Algorithm to find the max width of a tree, not using node structures

Question

I'm trying to figure out how to calculate the max width of a tree. Instead of using a typical leaf/node structure, I am basing it on data from a DB. I will find all the children of a particular "node" (Person) to determine the max width of a peer line:

     1
    /  \
   2    3
 / | \     \
4  5  6     7 
          /  \
         8    9

So the max of that tree above is 4. Since I am not using a traditional left/right approach AND the number of children can be greater than 2, how would I do this?

Couple things:

• This is NOT homework
• The code I have below is generate a max width of roughly 3200 (the max I calculated for the example I have handy is 22)

Here is my code as of now:

private int calculateWidth(def org, int h) {

    def allContacts = Contact.findAllByOrganization(org)
    List<String> headNodes = findHighestNode(org.id, allContacts )

    Contact contact = Contact.get(Long.parseLong(headNodes.get(0)))
    Person parent = new Person(contact.id, contact.fullName)

    int maxWidth = 0;
    int width;
    int heightOfChart = h;
    int i;

    for(i = 1; i <= heightOfChart; i++)
    {
      width = getWidth(parent, i);

      if(width > maxWidth)
        maxWidth = width;
    }

    System.out.println("The max width is = " + maxWidth)
    return ((NODE_HEIGHT + NODE_OFFSET) * (maxWidth))
}

private int getWidth(Person parent, int level)
{

  List<Person> allChildren = getChildren(parent)

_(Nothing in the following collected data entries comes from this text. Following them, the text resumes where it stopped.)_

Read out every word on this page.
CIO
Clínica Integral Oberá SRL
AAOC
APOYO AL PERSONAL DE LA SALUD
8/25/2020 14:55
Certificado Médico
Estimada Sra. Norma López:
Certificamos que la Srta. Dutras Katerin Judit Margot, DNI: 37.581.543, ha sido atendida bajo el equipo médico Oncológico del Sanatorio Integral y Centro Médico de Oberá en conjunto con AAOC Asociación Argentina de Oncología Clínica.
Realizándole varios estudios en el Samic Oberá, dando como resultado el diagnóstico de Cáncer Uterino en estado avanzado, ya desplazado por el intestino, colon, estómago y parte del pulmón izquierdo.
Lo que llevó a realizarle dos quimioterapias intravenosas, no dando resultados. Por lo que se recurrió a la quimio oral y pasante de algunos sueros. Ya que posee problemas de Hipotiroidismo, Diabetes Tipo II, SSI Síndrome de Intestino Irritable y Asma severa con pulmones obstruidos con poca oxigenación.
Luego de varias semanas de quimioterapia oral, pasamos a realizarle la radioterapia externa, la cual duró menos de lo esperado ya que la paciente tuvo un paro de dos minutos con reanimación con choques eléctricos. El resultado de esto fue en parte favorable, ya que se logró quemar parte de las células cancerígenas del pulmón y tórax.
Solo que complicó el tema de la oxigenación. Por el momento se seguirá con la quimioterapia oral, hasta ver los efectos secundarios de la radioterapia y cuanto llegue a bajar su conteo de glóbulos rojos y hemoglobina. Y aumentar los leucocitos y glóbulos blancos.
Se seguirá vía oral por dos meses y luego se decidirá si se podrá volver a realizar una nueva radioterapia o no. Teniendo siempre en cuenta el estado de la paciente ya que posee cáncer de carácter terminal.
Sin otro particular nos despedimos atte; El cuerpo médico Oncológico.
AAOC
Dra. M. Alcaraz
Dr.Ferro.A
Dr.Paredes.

  if(allChildren.size() == 0)
    return 0;

  if(level == 1)
    return 1;

  else if (level > 1) {
    int count = 0
    for(Person child : allChildren) {
        count = count + getWidth(parent, level-1)
    }
    return count
  }
}

Answer 1

I have not really inspected your code but, I would use a breadth first search approach.

some psuedo code:

start with list containing just the trees root. call it CurrNodes.
maxWidth = 1;
start with empty list. call it NextNodes.
while(CurrNodes is not empty) {
   get all children of nodes in CurrNodes and add them to NextNodes
   if number of children is > maxWidth, # of children is the new maxWidth
   CurrNodes = NextNodes
   NextNodes = empty.
}

Answer 2

A way to solve the problem is using a counter array with the length of the tree height, then for each level you seek you can add the counter of the nodes in the array, in the end you just need to get the index with max value in the array. Modifying your code, it could be something like this:

private int calculateWidth(def org, int h) {
    def allContacts = Contact.findAllByOrganization(org);
    List<String> headNodes = findHighestNode(org.id, allContacts );
    Contact contact = Contact.get(Long.parseLong(headNodes.get(0)));
    Person parent = new Person(contact.id, contact.fullName)
    int maxWidth = 0;
    int heightOfChart = h;
    int i;
    //create the counter array, initialized with 0 values by default
    int[] levelWidth = new int[h];
    if (parent != null) {
        levelWidth[0] = 1;
        //I suppose that your "parent" var is the root of your tree.
        fillWidth(parent, 1, levelWidth);
    }
    for(int width : levelWidth) {
        maxWidth = Math.max(maxWidth, width);
    }
    return maxWidth;
}

private void fillWidth(Person parent, int level, int[] levelWidth) {
    List<Person> allChildren = getChildren(parent);
    if (allChildren != null && !allChildren.isEmptty())
        levelWidth[level] += allChildren.size();
        for(Person child : allChildren) {
            fillWidth(parent, level + 1, levelWidth)
        }
    }
}